Kelvin Lunga

Personal information
- Date of birth: 11 May 1994 (age 30)
- Place of birth: Germany
- Height: 1.87 m (6 ft 2 in)
- Position(s): Winger, striker

Team information
- Current team: 1. FC Bocholt
- Number: 14

Senior career*
- Years: Team / Apps / (Gls)
- 2012–2014: TSV Germania Windeck / 35 / (10)
- 2014–2015: Bonner SC / 26 / (13)
- 2015–2016: 1. FC Köln II / 6 / (1)
- 2016–2017: Bonner SC / 23 / (6)
- 2017–2019: SV Rödinghausen / 45 / (8)
- 2019–2020: SC Fortuna Köln / 12 / (0)
- 2021: SV Bergisch Gladbach 09 / 14 / (1)
- 2021–2022: SV Straelen / 37 / (5)
- 2022–2023: Rot-Weiß Oberhausen / 27 / (4)
- 2023–: 1. FC Bocholt / 27 / (0)

= Kelvin Lunga =

Zimbabwean footballer (born 1994)

Kelvin Lunga (born 11 May 1994) is a footballer who plays as a winger or striker for 1. FC Bocholt.

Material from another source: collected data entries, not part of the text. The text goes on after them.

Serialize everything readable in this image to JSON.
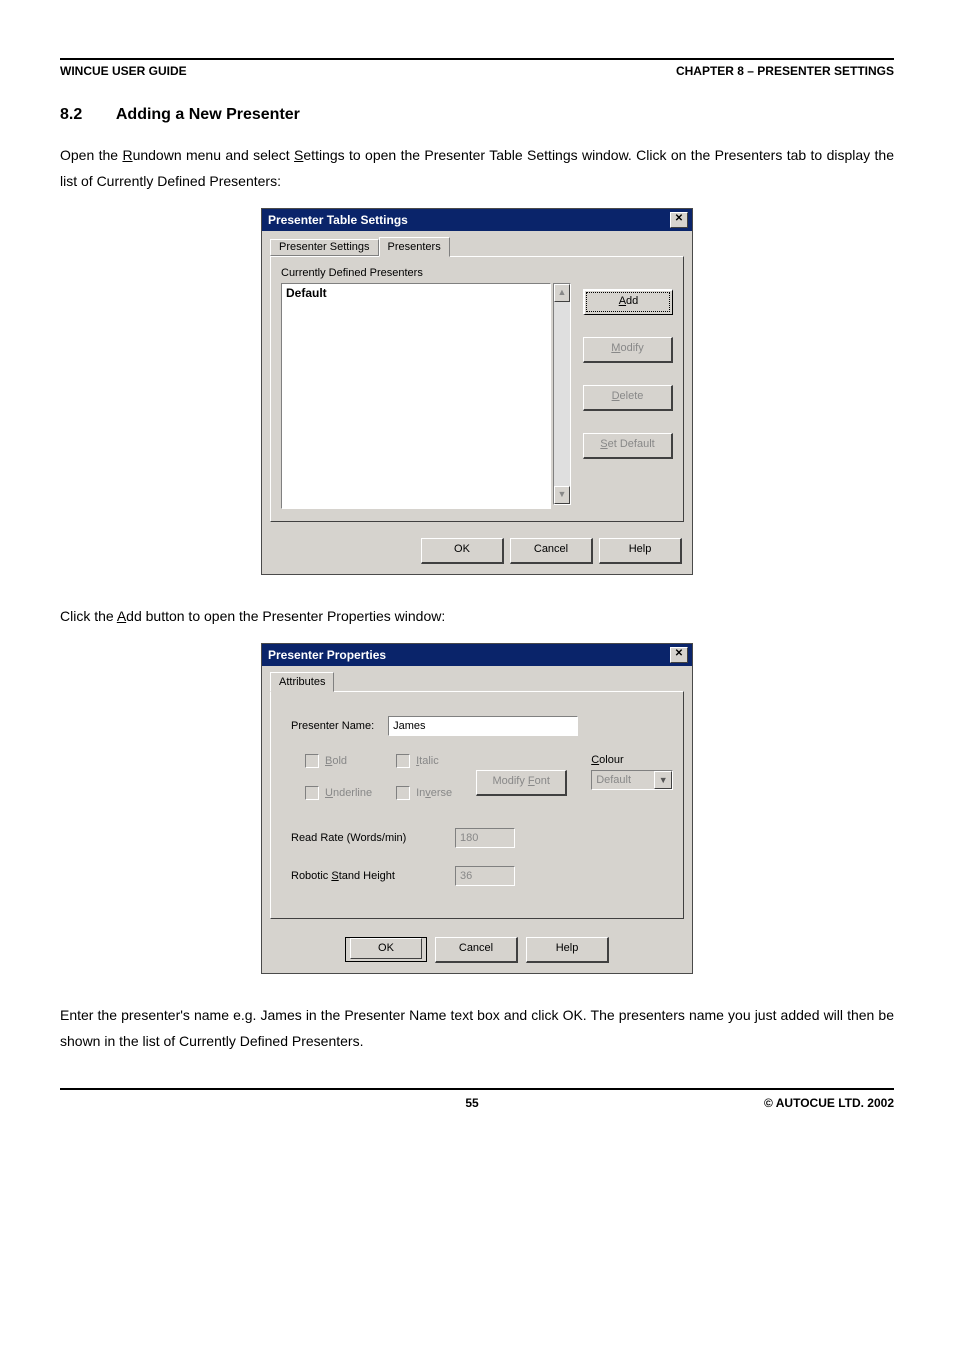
{
  "header": {
    "left": "WINCUE USER GUIDE",
    "right": "CHAPTER 8 – PRESENTER SETTINGS"
  },
  "section": {
    "number": "8.2",
    "title": "Adding a New Presenter"
  },
  "para1a": "Open the ",
  "para1_r": "R",
  "para1b": "undown menu and select ",
  "para1_s": "S",
  "para1c": "ettings to open the Presenter Table Settings window. Click on the Presenters tab to display the list of Currently Defined Presenters:",
  "dialog1": {
    "title": "Presenter Table Settings",
    "tab1": "Presenter Settings",
    "tab2": "Presenters",
    "groupLabel": "Currently Defined Presenters",
    "listItem": "Default",
    "buttons": {
      "add_pre": "A",
      "add_post": "dd",
      "modify_pre": "M",
      "modify_post": "odify",
      "delete_pre": "D",
      "delete_post": "elete",
      "setdefault_pre": "S",
      "setdefault_post": "et Default"
    },
    "footer": {
      "ok": "OK",
      "cancel": "Cancel",
      "help": "Help"
    }
  },
  "para2a": "Click the ",
  "para2_a": "A",
  "para2b": "dd button to open the Presenter Properties window:",
  "dialog2": {
    "title": "Presenter Properties",
    "tab": "Attributes",
    "presenterNameLabel": "Presenter Name:",
    "presenterNameValue": "James",
    "bold_pre": "B",
    "bold_post": "old",
    "italic_pre": "I",
    "italic_post": "talic",
    "underline_pre": "U",
    "underline_post": "nderline",
    "inverse_pre": "",
    "inverse_mid": "v",
    "inverse_pre2": "In",
    "inverse_post": "erse",
    "modifyFont_pre": "Modify ",
    "modifyFont_u": "F",
    "modifyFont_post": "ont",
    "colour_pre": "C",
    "colour_post": "olour",
    "colourValue": "Default",
    "readRateLabel": "Read Rate (Words/min)",
    "readRateValue": "180",
    "standHeight_pre": "Robotic ",
    "standHeight_u": "S",
    "standHeight_post": "tand Height",
    "standHeightValue": "36",
    "footer": {
      "ok": "OK",
      "cancel": "Cancel",
      "help": "Help"
    }
  },
  "para3": "Enter the presenter's name e.g. James in the Presenter Name text box and click OK. The presenters name you just added will then be shown in the list of Currently Defined Presenters.",
  "footer": {
    "page": "55",
    "copyright": "© AUTOCUE  LTD.  2002"
  }
}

Born in Germany, he has been called up to represent Zimbabwe internationally.

==Early life==

Lunga grew up competing in running competitions.

==Club career==

In 2022, he signed for German side Rot-Weiß Oberhausen. He was described as "played a big part... one of the best in Mike Terranova's team".

==International career==

Lunga has been called up to represent Zimbabwe internationally.

==Style of play==

Lunga has been described as a "skilful right winger with an eye for the goal... who can play wide in midfield or as a striker". He is known for his strength and speed.

==Personal life==

Lunga is the son of Zimbabwe international Max Lunga. He is a native of Bonn, Germany.